"It was a simple scenario set at twilight. A squad is moving west to east on a path through hilly terrain when suddenly it is ambushed by the enemy. The first two fire teams are pinned down. You are the leader of the third fire team, and your unit is not pinned down. You can see that the fire is coming from a hill to the north of the path, just ahead. What do you do?"
"I posed this TDG to a class of U.S. Marine Corps NCOs (noncommissioned officers), and one of them, a tall, burly sergeant, immediately volunteered his answer: "I'd tell my men to follow me, and we would go charging up the hill to attack the force that was attacking us." I have never been in the military, and have minimal expertise, but even so, this tactic seemed very risky."

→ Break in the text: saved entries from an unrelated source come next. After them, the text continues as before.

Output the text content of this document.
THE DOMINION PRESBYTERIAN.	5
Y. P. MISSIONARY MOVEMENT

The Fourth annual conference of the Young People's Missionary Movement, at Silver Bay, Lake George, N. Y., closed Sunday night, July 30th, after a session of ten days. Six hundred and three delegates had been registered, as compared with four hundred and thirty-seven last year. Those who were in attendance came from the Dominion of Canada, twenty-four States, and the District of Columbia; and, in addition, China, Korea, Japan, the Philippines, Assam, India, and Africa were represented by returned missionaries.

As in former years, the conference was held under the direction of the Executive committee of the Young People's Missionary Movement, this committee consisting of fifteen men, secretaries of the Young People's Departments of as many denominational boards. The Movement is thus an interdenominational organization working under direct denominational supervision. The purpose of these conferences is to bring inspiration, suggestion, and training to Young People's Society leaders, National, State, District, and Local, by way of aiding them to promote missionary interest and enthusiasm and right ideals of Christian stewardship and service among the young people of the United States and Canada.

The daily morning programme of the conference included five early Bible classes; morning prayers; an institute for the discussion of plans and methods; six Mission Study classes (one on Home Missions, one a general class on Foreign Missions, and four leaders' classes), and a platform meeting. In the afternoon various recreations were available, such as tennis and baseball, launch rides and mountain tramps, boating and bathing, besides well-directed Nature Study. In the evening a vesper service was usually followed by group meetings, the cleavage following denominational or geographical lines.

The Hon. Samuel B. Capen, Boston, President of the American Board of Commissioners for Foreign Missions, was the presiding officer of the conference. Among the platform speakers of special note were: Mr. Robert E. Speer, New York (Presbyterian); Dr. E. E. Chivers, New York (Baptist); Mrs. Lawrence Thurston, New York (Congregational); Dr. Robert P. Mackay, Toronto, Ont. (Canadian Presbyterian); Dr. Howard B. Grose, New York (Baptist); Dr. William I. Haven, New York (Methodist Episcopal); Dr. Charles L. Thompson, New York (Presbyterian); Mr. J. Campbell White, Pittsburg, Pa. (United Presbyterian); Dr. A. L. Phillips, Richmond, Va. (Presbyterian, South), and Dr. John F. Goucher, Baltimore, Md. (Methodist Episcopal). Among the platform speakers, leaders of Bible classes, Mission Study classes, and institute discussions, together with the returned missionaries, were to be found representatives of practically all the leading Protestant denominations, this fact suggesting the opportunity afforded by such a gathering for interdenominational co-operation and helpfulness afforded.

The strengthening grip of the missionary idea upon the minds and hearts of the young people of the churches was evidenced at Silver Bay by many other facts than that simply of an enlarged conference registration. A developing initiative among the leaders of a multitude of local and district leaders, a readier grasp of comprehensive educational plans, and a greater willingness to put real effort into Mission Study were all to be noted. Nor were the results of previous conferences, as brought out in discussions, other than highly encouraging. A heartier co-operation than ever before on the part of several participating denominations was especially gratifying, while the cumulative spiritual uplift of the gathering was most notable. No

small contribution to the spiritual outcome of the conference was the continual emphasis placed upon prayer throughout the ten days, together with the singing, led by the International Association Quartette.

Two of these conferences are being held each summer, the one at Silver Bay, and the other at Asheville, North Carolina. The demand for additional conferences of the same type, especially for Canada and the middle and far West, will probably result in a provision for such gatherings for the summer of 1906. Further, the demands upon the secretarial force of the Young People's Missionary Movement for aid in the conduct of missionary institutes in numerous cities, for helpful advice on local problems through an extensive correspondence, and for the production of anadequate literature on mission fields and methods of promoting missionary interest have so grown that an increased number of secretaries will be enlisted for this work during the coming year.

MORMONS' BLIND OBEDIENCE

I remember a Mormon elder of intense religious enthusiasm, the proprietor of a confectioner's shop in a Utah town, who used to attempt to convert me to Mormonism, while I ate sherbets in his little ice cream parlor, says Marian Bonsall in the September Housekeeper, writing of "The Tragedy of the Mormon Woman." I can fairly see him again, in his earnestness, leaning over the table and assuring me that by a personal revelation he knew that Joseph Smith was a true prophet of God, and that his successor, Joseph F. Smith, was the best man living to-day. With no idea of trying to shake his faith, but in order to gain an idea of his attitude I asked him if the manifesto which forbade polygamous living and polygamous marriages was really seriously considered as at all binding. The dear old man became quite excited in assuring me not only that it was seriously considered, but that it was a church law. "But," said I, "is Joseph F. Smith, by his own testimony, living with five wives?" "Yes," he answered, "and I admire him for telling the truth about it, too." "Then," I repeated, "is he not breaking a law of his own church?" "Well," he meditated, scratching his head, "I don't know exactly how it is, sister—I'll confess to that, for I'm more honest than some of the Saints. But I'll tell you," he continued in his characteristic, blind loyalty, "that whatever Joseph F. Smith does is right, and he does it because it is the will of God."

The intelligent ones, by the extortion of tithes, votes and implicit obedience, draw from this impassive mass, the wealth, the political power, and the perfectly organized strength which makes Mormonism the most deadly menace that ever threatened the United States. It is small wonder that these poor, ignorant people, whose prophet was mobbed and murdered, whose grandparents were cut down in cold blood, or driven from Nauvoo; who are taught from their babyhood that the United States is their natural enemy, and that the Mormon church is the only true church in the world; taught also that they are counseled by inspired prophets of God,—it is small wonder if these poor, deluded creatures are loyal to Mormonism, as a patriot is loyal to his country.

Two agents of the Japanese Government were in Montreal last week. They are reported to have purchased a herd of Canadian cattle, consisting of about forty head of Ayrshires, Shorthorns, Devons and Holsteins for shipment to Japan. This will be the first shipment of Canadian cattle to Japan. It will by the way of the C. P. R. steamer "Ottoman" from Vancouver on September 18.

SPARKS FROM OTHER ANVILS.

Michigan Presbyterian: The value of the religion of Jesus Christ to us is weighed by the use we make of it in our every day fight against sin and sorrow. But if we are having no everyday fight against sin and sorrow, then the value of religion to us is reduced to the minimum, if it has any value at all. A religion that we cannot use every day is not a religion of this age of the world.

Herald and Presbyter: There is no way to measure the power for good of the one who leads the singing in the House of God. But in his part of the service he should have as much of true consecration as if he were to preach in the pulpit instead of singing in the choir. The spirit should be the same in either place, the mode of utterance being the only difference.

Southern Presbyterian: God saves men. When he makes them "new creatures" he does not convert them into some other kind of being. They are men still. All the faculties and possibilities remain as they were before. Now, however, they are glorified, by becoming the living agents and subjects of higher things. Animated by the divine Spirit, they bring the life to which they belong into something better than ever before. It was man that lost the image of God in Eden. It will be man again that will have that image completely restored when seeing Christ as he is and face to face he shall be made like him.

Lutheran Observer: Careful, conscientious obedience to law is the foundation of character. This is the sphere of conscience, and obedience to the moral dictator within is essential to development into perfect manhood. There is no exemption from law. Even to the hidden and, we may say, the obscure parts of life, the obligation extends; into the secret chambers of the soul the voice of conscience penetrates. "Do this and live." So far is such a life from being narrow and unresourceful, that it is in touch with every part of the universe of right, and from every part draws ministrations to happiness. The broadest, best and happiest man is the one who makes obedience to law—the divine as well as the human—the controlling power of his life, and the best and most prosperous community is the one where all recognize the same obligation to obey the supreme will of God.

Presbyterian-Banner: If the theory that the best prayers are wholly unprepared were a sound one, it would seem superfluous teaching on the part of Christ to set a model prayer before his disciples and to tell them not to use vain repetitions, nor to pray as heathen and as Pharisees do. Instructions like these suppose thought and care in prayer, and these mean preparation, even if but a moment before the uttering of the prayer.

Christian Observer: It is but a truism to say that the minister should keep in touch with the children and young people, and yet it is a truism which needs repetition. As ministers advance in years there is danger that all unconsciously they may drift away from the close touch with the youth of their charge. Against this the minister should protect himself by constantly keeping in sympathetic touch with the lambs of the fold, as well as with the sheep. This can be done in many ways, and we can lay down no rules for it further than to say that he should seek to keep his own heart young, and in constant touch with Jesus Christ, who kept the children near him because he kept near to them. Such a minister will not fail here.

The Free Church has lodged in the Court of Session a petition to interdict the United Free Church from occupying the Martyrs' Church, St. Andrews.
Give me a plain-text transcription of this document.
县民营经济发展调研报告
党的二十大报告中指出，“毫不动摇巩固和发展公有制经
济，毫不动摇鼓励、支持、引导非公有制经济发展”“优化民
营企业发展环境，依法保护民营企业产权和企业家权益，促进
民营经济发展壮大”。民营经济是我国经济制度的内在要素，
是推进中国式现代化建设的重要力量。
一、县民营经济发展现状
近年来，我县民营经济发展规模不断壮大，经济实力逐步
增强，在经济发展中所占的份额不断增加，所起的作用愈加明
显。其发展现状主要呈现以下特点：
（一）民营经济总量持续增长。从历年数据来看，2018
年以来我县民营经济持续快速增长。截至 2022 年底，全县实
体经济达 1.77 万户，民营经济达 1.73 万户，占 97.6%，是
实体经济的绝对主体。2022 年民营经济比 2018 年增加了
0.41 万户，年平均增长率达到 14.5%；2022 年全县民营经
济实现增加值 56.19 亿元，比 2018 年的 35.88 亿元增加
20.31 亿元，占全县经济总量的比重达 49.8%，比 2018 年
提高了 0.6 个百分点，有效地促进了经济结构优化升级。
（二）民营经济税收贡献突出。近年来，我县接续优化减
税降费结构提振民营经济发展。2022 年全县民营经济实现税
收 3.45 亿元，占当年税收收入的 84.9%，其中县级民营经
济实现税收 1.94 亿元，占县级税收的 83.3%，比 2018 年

Tactical Decision Games use realistic combat scenarios to sharpen decision-making and reshape mental models, producing durable lessons. One scenario, the Twilight Ambush, places a squad moving west to east into a sudden ambush from a northern hill with the first two fire teams pinned and the third unpinned. A sergeant proposed an immediate frontal assault, while an alternative used the neighboring western hill to flank and drive off the enemy. The flanking solution demonstrated safer, more effective tactics and highlighted that older doctrines favoring immediate assault reflected obsolete weapons and conditions.